Mohamed est arrêté au Pakistan. On comprend, au fur et à mesure, que les autorités du pays l’ont livré comme gage de leur bonne volonté de coopérer avec les Etats-Unis. Dans un premier temps, il a confiance et pense qu’il va être renvoyé en Arabie Saoudite. L’ouvrage décrit de façon précise ses conditions de détention. Sans savoir alors où il se trouve, il passe un mois sur une base américaine située à Kandahar.

L’arrivée à Guantanamo

Très vite, les personnes qui l’interrogent lui conseillent de témoigner contre d’autres prisonniers. Mohamed détaille ensuite sa vie quotidienne de prisonnier. On lui reproche d’avoir appartenu en 1993 à une cellule clandestine d’Al Qaïda alors qu’à l’époque il avait six ans. Il connait plusieurs transferts à l’intérieur de Guantanamo. Appelé 269, il se concentre sur l’apprentissage de l’anglais, comme une bouée de sauvetage.

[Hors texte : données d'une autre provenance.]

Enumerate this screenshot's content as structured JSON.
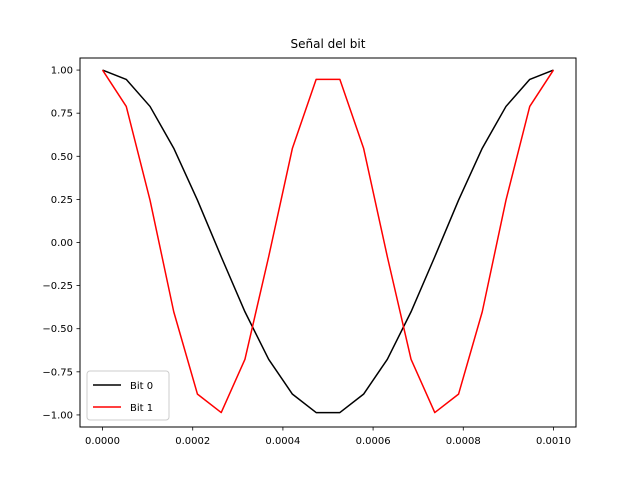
{
  "chart_data": {
    "type": "line",
    "title": "Señal del bit",
    "xlabel": "",
    "ylabel": "",
    "xlim": [
      -5e-05,
      0.00105
    ],
    "ylim": [
      -1.07,
      1.07
    ],
    "x_ticks": [
      "0.0000",
      "0.0002",
      "0.0004",
      "0.0006",
      "0.0008",
      "0.0010"
    ],
    "x_tick_values": [
      0.0,
      0.0002,
      0.0004,
      0.0006,
      0.0008,
      0.001
    ],
    "y_ticks": [
      "1.00",
      "0.75",
      "0.50",
      "0.25",
      "0.00",
      "−0.25",
      "−0.50",
      "−0.75",
      "−1.00"
    ],
    "y_tick_values": [
      1.0,
      0.75,
      0.5,
      0.25,
      0.0,
      -0.25,
      -0.5,
      -0.75,
      -1.0
    ],
    "grid": false,
    "legend_position": "lower-left",
    "x": [
      0.0,
      5.26e-05,
      0.0001053,
      0.0001579,
      0.0002105,
      0.0002632,
      0.0003158,
      0.0003684,
      0.0004211,
      0.0004737,
      0.0005263,
      0.0005789,
      0.0006316,
      0.0006842,
      0.0007368,
      0.0007895,
      0.0008421,
      0.0008947,
      0.0009474,
      0.001
    ],
    "series": [
      {
        "name": "Bit 0",
        "color": "#000000",
        "values": [
          1.0,
          0.9458,
          0.7891,
          0.5469,
          0.2455,
          -0.0826,
          -0.4017,
          -0.6773,
          -0.8795,
          -0.9864,
          -0.9864,
          -0.8795,
          -0.6773,
          -0.4017,
          -0.0826,
          0.2455,
          0.5469,
          0.7891,
          0.9458,
          1.0
        ]
      },
      {
        "name": "Bit 1",
        "color": "#ff0000",
        "values": [
          1.0,
          0.7891,
          0.2455,
          -0.4017,
          -0.8795,
          -0.9864,
          -0.6773,
          -0.0826,
          0.5469,
          0.9458,
          0.9458,
          0.5469,
          -0.0826,
          -0.6773,
          -0.9864,
          -0.8795,
          -0.4017,
          0.2455,
          0.7891,
          1.0
        ]
      }
    ]
  }
}
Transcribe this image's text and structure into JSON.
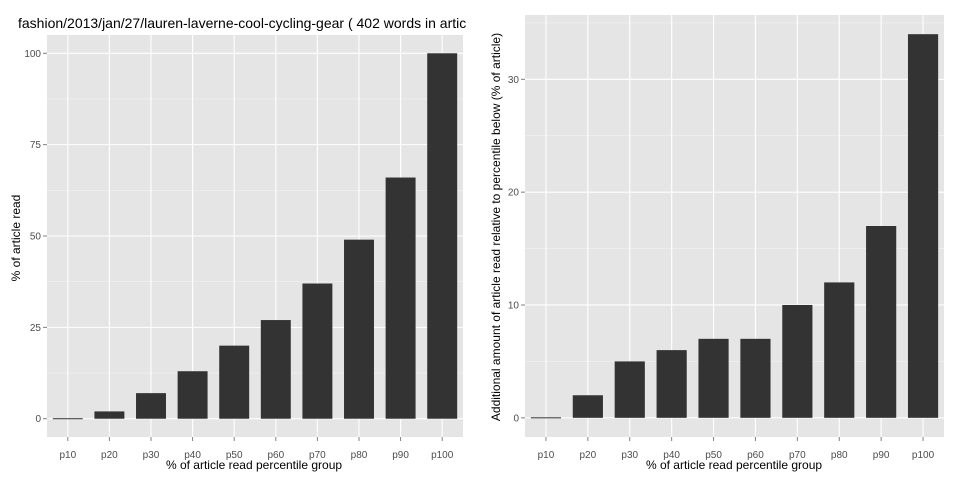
{
  "chart_data": [
    {
      "type": "bar",
      "title": "fashion/2013/jan/27/lauren-laverne-cool-cycling-gear ( 402 words in artic",
      "xlabel": "% of article read percentile group",
      "ylabel": "% of article read",
      "categories": [
        "p10",
        "p20",
        "p30",
        "p40",
        "p50",
        "p60",
        "p70",
        "p80",
        "p90",
        "p100"
      ],
      "values": [
        0,
        2,
        7,
        13,
        20,
        27,
        37,
        49,
        66,
        100
      ],
      "ylim": [
        -5,
        105
      ],
      "yticks": [
        0,
        25,
        50,
        75,
        100
      ],
      "grid": true,
      "colors": {
        "panel": "#e5e5e5",
        "bar": "#333333",
        "grid_major": "#ffffff",
        "grid_minor": "#f2f2f2"
      }
    },
    {
      "type": "bar",
      "title": "",
      "xlabel": "% of article read percentile group",
      "ylabel": "Additional amount of article read relative to percentile below (% of article)",
      "categories": [
        "p10",
        "p20",
        "p30",
        "p40",
        "p50",
        "p60",
        "p70",
        "p80",
        "p90",
        "p100"
      ],
      "values": [
        0,
        2,
        5,
        6,
        7,
        7,
        10,
        12,
        17,
        34
      ],
      "ylim": [
        -1.7,
        35.7
      ],
      "yticks": [
        0,
        10,
        20,
        30
      ],
      "grid": true,
      "colors": {
        "panel": "#e5e5e5",
        "bar": "#333333",
        "grid_major": "#ffffff",
        "grid_minor": "#f2f2f2"
      }
    }
  ]
}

Mohamed et les autres prisonniers

En 2003, lui et les autres prisonniers obtiennent le droit d’avoir un Coran mais pour deux raisons : pour que les médias pensent qu’ils sont bien traités et pour mettre les prisonniers en colère en manquant de respect à l’ouvrage. Mohamed tisse des liens plus particuliers avec un autre prisonnier Shaker Aamer qui le prend, en quelque sorte, sous sa protection. Ce dernier sera libéré en 2015 après 14 ans de détention. Mohamed raconte aussi comment les prisonniers tentent de se battre pour leurs droits.

La question de la torture

Plus qu’un singulier, c’est un pluriel qui convient mieux tant le livre donne d’exemples. A un moment donné, Mohamed vit trois mois avec les mêmes vêtements, sans douche et sans sortie. A un autre, il est transféré au Psych block. Il y a aussi une brigade d’intervention, nommée l’Equipe, qui intervient de façon violente contre les prisonniers. De nombreuses planches décrivent ce quotidien marqué par la violence.

Un espoir

Le changement arrive en la personne d’un avocat, Clive Stafford Smith. Ce dernier utilise le fait que Mohamed était en réalité mineur au moment de l’arrestation. D’abord méfiant, le jeune homme s’en remet à lui et apprend que son procès va avoir lieu en 2008. Peu après, il apprend qu’il sera libéré en 2009. Il faut se souvenir qu’à la même époque, Barack Obama devient président et promet de fermer Guantanamo. Mohamed est ensuite transféré dans un autre camp où les conditions de détention sont radicalement différentes. Les vingt détenus peuvent se déplacer librement à l’intérieur, ils ont le droit à un oreiller, un micro ondes ou même encore des livres. Il peut appeler sa famille… mais il est écouté.

Libération

En juin 2009, Mohamed embarque pour un long vol, direction le Tchad. Il se réinstalle dans son pays d’origine mais éprouve assez vite des difficultés à s’intégrer. Pour regagner l’Arabie Saoudite, il passe par le Soudan mais est arrêté à Khartoum. Il réussit finalement à s’enfuir et décide de retourner au Tchad. Pour conclure, Mohamed dit : « J’étais parti de chez moi pour faire des études mais on m’en avait empêché. On m’avait traité comme un criminel et on m’avait pris huit ans de ma vie… Je dois me débrouiller pour avoir une vie meilleure là où je suis ».

Et après ?

La bande dessinée se termine par un texte de Jérôme Tubiana qui raconte la vie de Mohamed après 2010. Nous sommes alors en 2017 et ils se retrouvent après sept ans sans s’être vus. Mohamed a épousé en 2011 la fille d’un ami de son oncle. Il a eu des enfants mais sa vie quotidienne reste toujours difficile. Jérôme Tubiana conclut, en décembre 2017, qu’il espère que Mohamed trouvera un endroit « où on ne le regardera pas comme un suspect ».

Une BD au format poche

Ce livre fait partie d’une collection de bandes dessinées republiées en format de poche.  Elle propose une sélection de classiques d’aujourd’hui signés par des auteurs contemporains.

Lorsqu’il referme la bande dessinée, le lecteur est pour le moins sonné par une telle histoire, par un tel enchainement qui a fait qu’un jeune homme de 14 ans a passé son adolescence à Guantanamo. Un témoignage fort et indispensable.